There is a long tradition, as we surely know, of enforcing a “rule of law” without regard for liberation. And I don’t know about each of you but in the tradition I grew up in, I heard Romans 13:1 quoted more times than I could possibly remember: “Let every person be subject to the governing authorities…” All-too-often, these words function to dismiss the inconveniences of social unrest and public protest against unjust rulers who show no concern for the vulnerable: those closest to the heart of God.
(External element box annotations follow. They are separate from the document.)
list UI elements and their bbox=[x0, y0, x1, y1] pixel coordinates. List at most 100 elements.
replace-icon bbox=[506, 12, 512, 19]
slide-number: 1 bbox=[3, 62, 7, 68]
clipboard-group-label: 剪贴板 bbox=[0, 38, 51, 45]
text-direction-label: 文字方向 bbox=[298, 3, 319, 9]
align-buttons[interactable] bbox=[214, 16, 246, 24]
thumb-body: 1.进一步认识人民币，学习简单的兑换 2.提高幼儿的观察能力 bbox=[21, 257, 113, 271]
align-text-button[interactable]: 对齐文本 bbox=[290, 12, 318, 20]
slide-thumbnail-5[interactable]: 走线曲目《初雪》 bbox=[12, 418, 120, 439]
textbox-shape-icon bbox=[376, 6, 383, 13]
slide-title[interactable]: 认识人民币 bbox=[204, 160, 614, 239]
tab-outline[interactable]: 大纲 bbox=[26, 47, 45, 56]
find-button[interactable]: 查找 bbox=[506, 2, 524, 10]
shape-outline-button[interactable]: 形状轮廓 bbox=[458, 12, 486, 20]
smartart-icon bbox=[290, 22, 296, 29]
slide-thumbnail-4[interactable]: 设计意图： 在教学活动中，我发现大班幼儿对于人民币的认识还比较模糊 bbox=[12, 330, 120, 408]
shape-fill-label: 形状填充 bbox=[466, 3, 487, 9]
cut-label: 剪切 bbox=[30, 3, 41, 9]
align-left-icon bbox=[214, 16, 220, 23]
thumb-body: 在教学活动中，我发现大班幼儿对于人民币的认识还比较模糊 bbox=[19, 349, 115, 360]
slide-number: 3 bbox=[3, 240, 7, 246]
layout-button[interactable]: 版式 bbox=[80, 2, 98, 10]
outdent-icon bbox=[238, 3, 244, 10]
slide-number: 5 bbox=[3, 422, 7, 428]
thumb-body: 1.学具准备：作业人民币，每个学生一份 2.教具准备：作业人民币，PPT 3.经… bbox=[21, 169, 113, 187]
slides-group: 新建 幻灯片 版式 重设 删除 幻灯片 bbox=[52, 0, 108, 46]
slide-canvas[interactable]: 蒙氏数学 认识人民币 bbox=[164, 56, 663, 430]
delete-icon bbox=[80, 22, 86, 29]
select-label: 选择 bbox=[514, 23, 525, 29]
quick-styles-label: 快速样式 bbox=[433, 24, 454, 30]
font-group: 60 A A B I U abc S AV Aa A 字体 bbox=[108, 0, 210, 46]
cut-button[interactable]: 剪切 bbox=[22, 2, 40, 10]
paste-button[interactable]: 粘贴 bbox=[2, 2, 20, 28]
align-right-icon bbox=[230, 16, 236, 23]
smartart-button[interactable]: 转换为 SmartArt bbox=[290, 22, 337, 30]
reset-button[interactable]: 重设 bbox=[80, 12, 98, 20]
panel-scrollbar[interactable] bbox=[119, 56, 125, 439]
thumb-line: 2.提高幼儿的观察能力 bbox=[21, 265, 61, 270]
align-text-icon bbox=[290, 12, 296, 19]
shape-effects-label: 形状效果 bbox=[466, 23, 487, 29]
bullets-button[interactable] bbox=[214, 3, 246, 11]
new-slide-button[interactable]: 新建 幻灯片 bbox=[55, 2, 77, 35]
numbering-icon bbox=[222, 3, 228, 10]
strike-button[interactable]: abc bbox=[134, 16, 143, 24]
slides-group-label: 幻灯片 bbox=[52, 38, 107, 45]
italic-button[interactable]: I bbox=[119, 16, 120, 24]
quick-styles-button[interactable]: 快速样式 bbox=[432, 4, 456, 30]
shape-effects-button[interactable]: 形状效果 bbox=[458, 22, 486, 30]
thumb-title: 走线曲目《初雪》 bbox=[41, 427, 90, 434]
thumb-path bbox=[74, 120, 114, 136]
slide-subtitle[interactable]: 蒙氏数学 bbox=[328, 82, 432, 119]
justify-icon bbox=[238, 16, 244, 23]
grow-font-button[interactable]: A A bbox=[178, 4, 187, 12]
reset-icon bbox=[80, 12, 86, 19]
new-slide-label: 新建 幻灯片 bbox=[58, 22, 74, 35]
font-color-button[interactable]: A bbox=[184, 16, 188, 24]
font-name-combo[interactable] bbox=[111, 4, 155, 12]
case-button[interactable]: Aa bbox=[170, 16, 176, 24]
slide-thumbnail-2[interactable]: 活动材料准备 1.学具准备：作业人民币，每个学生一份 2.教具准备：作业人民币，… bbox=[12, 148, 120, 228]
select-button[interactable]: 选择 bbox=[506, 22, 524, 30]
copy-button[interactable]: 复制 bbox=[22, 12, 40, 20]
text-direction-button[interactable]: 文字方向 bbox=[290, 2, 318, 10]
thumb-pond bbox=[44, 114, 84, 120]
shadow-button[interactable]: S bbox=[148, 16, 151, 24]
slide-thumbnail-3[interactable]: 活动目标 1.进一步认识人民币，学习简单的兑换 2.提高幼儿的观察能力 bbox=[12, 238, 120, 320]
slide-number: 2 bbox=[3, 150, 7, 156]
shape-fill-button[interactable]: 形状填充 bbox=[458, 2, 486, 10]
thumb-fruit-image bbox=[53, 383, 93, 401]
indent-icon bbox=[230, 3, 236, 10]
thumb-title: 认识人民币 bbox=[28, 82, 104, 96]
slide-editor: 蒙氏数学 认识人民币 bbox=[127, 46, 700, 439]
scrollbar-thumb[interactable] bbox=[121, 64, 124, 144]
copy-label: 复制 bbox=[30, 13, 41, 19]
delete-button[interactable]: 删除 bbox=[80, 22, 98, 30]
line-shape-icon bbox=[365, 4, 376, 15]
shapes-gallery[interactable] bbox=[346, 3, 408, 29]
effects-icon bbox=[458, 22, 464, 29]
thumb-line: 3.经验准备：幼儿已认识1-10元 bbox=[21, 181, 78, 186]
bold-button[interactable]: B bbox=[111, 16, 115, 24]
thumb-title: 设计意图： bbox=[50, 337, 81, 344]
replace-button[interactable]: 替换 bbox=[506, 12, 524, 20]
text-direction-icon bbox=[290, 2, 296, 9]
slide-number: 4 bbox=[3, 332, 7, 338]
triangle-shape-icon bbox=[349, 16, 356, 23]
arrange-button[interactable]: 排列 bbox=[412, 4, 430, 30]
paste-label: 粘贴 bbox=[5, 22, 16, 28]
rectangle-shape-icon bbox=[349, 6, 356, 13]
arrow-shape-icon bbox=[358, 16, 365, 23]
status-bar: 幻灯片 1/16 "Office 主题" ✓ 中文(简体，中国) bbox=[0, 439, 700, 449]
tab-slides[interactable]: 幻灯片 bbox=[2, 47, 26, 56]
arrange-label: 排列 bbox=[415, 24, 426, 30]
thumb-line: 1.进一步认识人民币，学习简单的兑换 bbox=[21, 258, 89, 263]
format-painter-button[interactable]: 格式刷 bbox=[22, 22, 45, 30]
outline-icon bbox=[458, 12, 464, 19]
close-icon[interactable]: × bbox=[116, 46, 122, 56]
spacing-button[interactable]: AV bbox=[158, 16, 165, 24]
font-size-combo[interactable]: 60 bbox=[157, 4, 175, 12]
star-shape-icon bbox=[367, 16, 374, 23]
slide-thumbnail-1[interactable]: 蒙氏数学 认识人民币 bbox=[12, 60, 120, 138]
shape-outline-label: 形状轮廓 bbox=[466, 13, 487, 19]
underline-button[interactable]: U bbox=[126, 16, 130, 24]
Now, I have only been arrested once before. I was engaged in an illegal activity. And I knew it was illegal to read the Bible aloud on the floor of the Hart Senate Building, and I did it anyway. So, alongside a group of other faithful persons, I was detained. Because for as much as there is that tradition of my roots, there is also a long, faithful history of refusing to abide by unjust laws out of fidelity to the God who sets free.
Whenever authorities neglect the needs of the people, they have lost their way. And law will inevitably become distorted. No longer is leadership at that point about healing and liberty, freedom and flourishing, but instead about control and obedience, profit and power.
Anyone who would seek to elevate themselves by subjugating those they are called to lead understandably gets uncomfortable with any talk of freedom. It’s really rather inconvenient. As the great theologian James Cone puts it,
“The Gospel of liberation is bad news to oppressors because they have defined their ‘freedom’ in terms of slavery of others.”
Freedom, like the Gospel of Christ, freedom is dangerous. It imagines new possibilities that stretch beyond the status quo; possibilities that might even allow for real mutual wellbeing. As it has been said, the power of the people is always greater than the people in power.
Jesus makes clear where he stands in all of this. “The sabbath was made for humankind, and not humankind for the sabbath.”
But in his Sermon on the Mount, just after the lengthy list of Beatitudes, he says, “Do not think that I have come to abolish the law or the prophets; I have come not to abolish but to fulfill.” It’s common for some to argue between law and grace in the Bible, and to even use these words to enforce a kind of rigid religiosity and obedience without regard for real people and their needs. Grace and empathy and mercy are treated with outright indignation, as though somehow being merely soft abstractions of what “true religion” really looks like.
Whenever there seems to be conflict between enforcing legalistic observance and grace, Jesus sees the person caught in the middle. And not only does he refuse to criminalize them, he takes his place amongst those deemed unclean and dismissed — those criminalized by anxious authorities.
It’s worth noting this woman in the synagogue does not ask to be healed. She knows how things work. She understands the terms and the forces under which she lives. And it would seem she has even accepted her place in the order of things; so she does not call out, hoping to be set free, as we hear so many others do whenever Jesus draws close to them.
This woman is stuck between a rock and a hard place. But for whatever we might say about her situation and the state of her spirit — whether it is hopeful or burdened by the weight of despair — when Jesus calls, she answers. A gift is presented before her and she is willing to receive and participate in it without concern for decorum.
“Be set free,” Jesus says. And so healing flows out like a stream of sweet honey from the rock.
She does not beg or ask for healing — and yet healing comes anyway.
Right there. In the very midst of the Pharisees and powers who have convinced themselves they are in control. Despite the delusion that their terms are the final word for what legislates others' lives, healing happens anyway.
Because this is the way the God Who Liberates works. And freedom will not be determined by others.
So, dear friends, in the words of Saint Paul, “For freedom Christ has set us free. Stand firm, therefore, and do not submit again to a yoke of slavery.”